Mean free path regarding billiards Is there a generalization of the mean free path for macro-objects such as the distance the white billiard ball could travel before hitting an other billiard ball?
 A: The mean free path is defined as the average distance between collisions. There does not seem to be a valid reason as to why this cannot be applied to the case of billiard balls on a billiard table, only if we assume the motion of the balls is fairly random and not “too guided” by the players. Let’s assume the player who “breaks” hits the cue ball in a random direction very hard that when it hits the other balls they all keep moving indefinitely.
The mean free path in two dimensional space (surface of table) is mathematically defined by$^1$ $$\lambda = \frac{A}{\sqrt{8}Nd}$$
where $d$ is the diameter of the billiard balls, $N$ is the number of balls and $A=\text{length}\times \text{width}$ is the area of the billiard table.

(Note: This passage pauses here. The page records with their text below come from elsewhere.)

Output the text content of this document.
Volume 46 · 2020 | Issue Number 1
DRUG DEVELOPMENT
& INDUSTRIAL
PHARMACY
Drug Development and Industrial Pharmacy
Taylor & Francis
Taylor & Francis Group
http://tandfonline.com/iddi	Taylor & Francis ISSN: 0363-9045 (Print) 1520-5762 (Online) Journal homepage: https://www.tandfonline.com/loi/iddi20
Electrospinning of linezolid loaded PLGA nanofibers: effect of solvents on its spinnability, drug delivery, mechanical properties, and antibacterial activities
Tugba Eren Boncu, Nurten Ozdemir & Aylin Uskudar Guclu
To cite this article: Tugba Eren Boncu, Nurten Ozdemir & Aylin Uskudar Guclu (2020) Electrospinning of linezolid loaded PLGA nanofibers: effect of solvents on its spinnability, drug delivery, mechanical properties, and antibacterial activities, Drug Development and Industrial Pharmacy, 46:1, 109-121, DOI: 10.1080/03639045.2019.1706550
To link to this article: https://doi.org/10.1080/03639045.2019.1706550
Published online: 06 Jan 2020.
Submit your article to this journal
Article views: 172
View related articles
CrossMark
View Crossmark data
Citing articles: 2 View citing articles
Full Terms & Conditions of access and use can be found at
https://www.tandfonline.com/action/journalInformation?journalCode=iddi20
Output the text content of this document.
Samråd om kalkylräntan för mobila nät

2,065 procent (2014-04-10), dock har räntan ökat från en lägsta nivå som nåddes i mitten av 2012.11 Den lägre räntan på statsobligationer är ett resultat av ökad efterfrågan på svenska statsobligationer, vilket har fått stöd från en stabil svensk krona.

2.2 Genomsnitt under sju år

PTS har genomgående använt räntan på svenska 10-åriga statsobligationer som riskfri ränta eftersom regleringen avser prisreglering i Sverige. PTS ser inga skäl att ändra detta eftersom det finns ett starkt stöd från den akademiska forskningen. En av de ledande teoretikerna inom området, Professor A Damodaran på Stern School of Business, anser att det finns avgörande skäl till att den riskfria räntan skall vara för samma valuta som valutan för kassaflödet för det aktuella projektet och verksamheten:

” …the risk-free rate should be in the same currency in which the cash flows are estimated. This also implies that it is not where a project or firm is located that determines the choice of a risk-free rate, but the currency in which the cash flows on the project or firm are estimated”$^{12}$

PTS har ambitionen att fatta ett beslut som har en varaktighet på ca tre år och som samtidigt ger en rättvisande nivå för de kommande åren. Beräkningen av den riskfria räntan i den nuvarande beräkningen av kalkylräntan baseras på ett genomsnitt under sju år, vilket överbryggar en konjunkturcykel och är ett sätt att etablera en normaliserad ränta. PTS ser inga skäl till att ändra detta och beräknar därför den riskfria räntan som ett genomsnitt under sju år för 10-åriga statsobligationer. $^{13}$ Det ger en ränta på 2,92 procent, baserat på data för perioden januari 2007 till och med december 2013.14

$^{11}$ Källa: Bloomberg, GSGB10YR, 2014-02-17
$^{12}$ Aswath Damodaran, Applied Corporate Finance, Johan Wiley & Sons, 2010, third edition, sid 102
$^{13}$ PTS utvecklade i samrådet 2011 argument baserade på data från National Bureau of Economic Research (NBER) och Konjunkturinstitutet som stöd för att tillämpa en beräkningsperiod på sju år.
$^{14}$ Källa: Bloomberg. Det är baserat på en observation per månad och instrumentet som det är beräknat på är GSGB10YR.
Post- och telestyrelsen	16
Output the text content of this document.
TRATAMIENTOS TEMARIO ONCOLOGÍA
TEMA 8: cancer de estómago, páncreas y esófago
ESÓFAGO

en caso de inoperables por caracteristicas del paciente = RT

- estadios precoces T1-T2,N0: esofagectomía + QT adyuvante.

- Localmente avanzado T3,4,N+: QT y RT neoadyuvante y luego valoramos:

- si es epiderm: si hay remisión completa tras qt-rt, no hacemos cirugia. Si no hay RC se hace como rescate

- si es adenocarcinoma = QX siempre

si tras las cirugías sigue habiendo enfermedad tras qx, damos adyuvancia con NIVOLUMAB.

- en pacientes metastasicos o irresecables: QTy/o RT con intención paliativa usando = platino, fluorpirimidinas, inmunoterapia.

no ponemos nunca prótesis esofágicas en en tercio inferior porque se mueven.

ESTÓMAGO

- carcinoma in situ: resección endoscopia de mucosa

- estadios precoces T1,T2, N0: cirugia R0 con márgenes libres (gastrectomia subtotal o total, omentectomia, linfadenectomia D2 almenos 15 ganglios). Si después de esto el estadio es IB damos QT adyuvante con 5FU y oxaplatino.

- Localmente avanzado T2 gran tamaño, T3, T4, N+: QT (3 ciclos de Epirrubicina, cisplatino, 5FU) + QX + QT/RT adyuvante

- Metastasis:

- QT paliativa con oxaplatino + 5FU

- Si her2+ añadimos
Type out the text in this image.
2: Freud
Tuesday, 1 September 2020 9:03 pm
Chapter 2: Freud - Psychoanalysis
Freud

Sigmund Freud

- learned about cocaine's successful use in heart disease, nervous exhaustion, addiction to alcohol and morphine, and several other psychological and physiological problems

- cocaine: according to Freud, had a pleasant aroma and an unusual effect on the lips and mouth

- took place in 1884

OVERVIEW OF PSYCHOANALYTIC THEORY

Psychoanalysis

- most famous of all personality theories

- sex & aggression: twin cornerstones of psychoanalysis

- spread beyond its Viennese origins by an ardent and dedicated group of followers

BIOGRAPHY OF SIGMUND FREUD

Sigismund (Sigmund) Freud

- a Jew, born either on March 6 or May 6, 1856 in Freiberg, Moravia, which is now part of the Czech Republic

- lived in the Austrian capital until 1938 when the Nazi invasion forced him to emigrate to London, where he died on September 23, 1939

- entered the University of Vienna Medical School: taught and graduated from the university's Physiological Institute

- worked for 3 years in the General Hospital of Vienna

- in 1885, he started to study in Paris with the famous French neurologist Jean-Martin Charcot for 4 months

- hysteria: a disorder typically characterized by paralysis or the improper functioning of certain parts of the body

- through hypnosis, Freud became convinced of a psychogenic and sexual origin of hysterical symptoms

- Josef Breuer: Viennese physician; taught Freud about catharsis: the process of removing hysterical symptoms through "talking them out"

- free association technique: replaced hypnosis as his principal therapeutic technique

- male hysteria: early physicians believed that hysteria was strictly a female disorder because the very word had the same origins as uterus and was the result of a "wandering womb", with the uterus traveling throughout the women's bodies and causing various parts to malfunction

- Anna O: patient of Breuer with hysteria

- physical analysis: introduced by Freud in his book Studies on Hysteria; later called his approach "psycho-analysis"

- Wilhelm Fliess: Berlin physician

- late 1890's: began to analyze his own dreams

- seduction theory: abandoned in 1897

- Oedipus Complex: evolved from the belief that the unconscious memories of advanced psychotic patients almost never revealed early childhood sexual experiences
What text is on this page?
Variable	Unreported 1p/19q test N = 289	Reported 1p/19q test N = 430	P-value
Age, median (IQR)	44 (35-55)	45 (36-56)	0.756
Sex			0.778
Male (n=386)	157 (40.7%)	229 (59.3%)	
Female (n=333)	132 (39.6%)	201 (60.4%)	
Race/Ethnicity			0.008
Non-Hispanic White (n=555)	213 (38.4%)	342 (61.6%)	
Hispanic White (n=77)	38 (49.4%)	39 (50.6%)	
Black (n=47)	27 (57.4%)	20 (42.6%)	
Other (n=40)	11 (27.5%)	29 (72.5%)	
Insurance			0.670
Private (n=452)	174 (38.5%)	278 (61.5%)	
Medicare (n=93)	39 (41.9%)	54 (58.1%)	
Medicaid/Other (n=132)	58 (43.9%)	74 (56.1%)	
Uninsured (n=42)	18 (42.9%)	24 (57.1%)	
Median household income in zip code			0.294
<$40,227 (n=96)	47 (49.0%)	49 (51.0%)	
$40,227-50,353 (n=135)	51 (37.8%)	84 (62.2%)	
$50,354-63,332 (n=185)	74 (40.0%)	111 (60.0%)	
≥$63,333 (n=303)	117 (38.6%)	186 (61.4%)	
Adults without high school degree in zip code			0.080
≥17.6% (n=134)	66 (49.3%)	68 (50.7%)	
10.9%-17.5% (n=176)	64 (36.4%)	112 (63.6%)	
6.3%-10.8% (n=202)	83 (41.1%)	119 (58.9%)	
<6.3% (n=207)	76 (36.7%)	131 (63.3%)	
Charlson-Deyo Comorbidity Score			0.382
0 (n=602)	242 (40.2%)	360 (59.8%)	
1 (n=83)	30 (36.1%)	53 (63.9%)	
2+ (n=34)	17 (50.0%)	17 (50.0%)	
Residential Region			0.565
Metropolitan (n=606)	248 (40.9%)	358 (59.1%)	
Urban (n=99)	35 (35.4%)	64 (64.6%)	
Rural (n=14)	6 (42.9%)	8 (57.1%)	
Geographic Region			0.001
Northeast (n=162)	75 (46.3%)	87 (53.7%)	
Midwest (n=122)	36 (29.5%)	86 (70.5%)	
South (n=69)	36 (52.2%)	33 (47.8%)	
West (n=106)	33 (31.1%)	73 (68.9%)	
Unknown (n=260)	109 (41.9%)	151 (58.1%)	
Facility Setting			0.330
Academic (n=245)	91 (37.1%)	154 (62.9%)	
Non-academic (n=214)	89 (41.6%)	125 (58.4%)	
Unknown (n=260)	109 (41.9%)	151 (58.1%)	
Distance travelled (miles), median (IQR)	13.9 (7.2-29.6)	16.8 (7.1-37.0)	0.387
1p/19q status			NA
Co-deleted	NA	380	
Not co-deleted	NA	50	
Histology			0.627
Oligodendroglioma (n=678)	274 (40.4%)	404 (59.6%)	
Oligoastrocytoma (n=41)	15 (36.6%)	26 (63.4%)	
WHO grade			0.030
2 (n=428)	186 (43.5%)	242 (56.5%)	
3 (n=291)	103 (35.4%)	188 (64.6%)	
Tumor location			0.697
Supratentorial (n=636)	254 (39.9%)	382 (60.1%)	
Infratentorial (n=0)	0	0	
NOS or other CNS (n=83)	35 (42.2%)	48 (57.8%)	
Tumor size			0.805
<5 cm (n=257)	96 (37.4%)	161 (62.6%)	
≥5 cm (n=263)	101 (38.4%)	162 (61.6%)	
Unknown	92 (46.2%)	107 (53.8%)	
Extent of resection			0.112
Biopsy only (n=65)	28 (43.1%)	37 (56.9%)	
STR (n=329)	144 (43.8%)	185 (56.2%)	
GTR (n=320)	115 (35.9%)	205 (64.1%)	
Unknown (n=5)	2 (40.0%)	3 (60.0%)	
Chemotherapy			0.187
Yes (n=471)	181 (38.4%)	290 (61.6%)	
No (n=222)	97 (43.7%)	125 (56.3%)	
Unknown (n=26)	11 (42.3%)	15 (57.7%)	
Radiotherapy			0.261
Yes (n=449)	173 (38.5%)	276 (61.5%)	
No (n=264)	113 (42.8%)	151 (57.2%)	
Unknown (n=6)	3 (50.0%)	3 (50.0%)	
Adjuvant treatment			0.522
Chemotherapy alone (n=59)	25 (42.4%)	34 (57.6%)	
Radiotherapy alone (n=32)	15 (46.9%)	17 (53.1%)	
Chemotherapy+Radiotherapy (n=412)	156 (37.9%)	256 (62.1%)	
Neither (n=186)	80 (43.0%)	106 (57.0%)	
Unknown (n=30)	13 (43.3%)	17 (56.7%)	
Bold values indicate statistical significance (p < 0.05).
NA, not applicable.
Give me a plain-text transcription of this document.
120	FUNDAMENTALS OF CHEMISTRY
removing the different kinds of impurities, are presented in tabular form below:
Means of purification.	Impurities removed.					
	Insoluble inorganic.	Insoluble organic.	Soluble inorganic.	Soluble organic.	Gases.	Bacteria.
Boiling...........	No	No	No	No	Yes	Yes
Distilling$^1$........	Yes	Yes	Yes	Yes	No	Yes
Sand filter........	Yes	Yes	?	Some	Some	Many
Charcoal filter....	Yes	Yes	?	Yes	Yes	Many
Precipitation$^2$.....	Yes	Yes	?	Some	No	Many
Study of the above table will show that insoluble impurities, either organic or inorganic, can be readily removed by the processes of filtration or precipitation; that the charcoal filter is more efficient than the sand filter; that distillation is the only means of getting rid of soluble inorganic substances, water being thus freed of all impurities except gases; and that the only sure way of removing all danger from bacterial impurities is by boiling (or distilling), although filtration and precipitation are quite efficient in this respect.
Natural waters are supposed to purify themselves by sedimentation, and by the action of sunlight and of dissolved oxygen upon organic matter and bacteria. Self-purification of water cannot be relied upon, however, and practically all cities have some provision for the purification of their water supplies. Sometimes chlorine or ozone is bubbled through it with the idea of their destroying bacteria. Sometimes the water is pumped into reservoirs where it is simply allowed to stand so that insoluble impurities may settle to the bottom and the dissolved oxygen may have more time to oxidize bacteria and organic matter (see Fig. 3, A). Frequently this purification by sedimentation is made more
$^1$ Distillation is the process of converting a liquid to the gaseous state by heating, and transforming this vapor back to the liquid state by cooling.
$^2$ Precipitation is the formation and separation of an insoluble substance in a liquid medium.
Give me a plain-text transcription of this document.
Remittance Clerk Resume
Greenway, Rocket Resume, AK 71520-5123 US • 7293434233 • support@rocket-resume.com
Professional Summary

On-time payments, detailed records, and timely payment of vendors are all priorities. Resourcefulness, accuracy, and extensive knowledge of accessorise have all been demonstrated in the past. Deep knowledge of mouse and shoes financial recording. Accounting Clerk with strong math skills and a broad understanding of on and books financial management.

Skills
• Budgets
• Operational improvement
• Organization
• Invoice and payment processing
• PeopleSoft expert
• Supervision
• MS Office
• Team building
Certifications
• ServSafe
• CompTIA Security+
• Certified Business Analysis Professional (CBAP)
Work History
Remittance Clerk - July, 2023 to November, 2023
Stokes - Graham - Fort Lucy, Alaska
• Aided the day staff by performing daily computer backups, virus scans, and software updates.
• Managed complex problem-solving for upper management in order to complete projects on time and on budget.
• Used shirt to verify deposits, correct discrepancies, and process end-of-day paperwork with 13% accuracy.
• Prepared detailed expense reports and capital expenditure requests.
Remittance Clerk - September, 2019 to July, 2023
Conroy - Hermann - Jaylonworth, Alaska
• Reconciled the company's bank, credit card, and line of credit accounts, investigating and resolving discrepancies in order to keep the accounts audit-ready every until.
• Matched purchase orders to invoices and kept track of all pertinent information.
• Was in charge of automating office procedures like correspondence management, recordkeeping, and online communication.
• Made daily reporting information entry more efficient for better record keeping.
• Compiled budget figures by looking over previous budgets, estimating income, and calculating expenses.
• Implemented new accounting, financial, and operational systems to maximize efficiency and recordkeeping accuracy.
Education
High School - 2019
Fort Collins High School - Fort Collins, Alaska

Knowing the average area for a billiard table to be $3.4\ m^2$ (2.6m$\times$1.3m), and the number of balls to be 16 (15+1 cue ball) and the diameter of each ball to be $\approx  0.05\ m$ or 5cm, then $$\lambda\approx 1.5 \ m$$ which is the average distance a ball will travel before colliding with another.
$^1$ I have not included the derivation here for the sake of brevity, but will include it if asked to by people in comments.